Spain’s new Prime Minister, Rajoy Mariano, has announced €8.9 billion of spending cuts and tax increases to deal with Spain’s economy.
Little over one month since the election Rajoy’s Conservative government has vowed to reduce the deficit to 4.4% in 2012. The estimated budget deficit for 2011 is 8% of GDP, 2 points higher than the outgoing Socialist government predicted.
“This is the beginning of the beginning,” Rajoy’s deputy Soraya Saenz de Santamaria said yesterday.
“We are facing an extraordinary, unexpected situation, which will force us to take extraordinary and unexpected measures.”

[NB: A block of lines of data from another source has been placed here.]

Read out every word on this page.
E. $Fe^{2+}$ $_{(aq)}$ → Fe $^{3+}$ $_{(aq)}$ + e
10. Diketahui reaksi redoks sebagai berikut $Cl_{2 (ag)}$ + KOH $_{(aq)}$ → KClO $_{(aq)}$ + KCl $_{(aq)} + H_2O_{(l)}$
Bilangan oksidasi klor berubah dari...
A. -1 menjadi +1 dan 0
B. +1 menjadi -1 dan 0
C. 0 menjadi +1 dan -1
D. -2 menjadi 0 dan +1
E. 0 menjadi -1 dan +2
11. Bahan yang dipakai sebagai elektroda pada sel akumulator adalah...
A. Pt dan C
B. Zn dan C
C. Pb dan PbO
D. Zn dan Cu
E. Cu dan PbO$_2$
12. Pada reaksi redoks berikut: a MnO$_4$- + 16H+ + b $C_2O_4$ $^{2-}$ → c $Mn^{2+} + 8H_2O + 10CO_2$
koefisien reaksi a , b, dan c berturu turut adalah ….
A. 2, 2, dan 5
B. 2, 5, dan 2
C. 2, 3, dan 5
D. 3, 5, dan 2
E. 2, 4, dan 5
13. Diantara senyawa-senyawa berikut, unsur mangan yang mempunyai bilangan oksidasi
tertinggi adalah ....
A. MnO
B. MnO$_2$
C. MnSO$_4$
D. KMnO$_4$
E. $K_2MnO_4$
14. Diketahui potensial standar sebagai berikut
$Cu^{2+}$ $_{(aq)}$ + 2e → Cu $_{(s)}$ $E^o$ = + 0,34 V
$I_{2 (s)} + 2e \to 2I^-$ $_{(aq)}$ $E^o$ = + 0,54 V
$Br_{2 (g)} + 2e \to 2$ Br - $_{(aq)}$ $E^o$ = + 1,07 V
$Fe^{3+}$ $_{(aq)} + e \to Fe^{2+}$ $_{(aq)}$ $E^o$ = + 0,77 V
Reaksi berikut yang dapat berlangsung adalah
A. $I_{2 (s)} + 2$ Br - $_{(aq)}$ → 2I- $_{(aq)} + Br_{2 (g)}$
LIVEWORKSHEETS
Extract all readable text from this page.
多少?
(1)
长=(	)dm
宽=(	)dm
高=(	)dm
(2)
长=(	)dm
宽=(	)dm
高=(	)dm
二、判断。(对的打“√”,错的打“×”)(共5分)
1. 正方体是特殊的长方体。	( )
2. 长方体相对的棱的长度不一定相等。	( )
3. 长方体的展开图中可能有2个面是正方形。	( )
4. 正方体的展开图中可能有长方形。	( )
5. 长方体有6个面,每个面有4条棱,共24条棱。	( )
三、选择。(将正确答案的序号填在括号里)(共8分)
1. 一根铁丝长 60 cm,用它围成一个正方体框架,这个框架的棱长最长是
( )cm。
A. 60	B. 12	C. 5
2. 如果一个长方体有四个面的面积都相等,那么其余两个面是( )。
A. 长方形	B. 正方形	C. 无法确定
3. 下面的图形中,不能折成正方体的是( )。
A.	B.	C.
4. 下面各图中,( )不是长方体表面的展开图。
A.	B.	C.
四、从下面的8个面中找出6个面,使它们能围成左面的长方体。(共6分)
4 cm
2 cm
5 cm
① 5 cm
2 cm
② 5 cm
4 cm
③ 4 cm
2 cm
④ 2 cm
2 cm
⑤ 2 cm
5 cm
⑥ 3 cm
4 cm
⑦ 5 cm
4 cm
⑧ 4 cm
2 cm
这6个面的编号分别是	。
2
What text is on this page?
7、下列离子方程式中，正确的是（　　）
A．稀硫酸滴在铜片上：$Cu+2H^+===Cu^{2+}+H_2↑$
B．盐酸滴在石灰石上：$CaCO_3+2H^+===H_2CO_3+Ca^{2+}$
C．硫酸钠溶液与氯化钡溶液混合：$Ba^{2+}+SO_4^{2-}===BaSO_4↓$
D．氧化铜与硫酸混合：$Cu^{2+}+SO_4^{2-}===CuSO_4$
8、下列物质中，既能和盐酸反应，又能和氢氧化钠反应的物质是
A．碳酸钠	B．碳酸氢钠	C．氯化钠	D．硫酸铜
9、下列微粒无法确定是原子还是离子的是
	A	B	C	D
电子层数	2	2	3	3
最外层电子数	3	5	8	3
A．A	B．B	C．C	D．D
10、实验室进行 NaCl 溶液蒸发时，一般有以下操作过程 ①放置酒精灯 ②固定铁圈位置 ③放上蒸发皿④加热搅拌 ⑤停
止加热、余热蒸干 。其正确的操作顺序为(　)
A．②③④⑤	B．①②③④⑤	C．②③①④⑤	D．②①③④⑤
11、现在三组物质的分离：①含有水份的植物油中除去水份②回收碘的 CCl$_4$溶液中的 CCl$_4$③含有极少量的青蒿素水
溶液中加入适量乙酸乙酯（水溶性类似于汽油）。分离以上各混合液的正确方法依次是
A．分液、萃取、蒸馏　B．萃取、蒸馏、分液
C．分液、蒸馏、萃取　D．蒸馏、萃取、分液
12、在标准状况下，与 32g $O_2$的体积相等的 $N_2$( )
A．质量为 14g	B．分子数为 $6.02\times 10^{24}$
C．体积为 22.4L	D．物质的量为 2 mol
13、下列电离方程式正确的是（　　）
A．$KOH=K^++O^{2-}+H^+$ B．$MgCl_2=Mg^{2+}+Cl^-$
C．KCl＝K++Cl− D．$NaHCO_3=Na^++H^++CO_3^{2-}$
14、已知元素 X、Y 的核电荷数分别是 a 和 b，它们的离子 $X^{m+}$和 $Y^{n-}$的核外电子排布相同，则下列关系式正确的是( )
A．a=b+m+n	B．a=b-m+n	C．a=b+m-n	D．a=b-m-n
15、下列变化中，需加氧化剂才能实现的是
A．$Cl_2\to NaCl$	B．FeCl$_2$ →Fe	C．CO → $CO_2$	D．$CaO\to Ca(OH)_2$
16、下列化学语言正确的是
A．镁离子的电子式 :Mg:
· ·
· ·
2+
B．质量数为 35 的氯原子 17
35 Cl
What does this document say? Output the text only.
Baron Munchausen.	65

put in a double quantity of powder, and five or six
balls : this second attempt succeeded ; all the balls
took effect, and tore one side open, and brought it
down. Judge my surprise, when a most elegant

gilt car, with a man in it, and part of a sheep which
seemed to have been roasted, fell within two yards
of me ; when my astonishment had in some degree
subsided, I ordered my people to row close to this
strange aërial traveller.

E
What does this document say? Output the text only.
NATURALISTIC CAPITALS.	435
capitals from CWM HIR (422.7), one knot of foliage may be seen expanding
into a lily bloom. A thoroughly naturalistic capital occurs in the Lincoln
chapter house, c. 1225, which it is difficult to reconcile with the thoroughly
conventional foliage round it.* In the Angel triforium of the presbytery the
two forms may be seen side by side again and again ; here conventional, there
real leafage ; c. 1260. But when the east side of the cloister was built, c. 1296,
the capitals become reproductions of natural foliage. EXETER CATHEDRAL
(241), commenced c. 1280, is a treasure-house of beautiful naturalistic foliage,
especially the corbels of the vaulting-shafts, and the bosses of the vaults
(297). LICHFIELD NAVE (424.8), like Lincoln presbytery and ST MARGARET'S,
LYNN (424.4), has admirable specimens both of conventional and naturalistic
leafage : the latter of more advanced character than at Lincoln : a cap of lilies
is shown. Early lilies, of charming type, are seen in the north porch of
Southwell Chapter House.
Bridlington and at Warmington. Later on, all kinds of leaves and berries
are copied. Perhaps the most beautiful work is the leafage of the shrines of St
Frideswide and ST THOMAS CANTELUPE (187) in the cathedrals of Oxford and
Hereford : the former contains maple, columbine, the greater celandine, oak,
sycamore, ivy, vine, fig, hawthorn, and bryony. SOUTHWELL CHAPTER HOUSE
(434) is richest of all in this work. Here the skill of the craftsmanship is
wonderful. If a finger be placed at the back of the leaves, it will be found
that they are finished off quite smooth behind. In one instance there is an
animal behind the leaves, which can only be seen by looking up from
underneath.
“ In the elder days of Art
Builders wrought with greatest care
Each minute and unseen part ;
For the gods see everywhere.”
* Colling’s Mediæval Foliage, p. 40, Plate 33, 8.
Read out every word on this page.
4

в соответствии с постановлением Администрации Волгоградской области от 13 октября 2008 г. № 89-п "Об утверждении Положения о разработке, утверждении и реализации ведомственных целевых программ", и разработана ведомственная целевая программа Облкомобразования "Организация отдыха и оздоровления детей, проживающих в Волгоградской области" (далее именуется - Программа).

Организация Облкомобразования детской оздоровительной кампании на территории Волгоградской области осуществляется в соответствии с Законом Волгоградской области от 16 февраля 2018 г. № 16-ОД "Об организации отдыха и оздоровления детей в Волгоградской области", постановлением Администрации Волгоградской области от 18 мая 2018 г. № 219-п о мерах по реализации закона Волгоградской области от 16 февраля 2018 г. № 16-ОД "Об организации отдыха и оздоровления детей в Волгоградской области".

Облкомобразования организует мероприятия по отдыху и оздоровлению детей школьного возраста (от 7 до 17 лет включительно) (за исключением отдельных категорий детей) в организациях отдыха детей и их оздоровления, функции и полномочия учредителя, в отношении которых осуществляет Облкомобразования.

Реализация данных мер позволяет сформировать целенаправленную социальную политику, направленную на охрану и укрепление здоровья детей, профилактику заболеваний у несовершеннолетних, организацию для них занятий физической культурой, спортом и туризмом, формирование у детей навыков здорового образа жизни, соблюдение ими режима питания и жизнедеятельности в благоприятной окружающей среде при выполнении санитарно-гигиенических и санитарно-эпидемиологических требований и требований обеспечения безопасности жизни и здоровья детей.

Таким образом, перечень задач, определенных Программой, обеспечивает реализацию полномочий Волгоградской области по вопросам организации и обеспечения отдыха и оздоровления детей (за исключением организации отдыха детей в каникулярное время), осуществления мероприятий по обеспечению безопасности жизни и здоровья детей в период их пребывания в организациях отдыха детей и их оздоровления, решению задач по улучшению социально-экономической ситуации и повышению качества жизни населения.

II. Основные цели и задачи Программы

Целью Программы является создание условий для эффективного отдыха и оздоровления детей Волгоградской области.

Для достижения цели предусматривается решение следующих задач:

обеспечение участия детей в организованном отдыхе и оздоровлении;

Some of the measures include:
- Income Tax – Increases of up to 7% for the highest earners, expected to raise €6 billion.
- Property Tax – A property tax increase that will affect people purchasing homes valued over the average.
- Public Sector – Public sector workers will see an increase to their working week from 35 to 37.5 hours.
- Public Sector – Salaries will be frozen.
- Minimum Wage – Will be frozen at the current €641 p/month.
- Pensions – Pensions will increase this year by only 1%.
A proposal to increase paternity leave by one month was deferred for a year.
A further list of measures will be announced in 2012, bringing the total cut in spending to a huge €16.5 billion.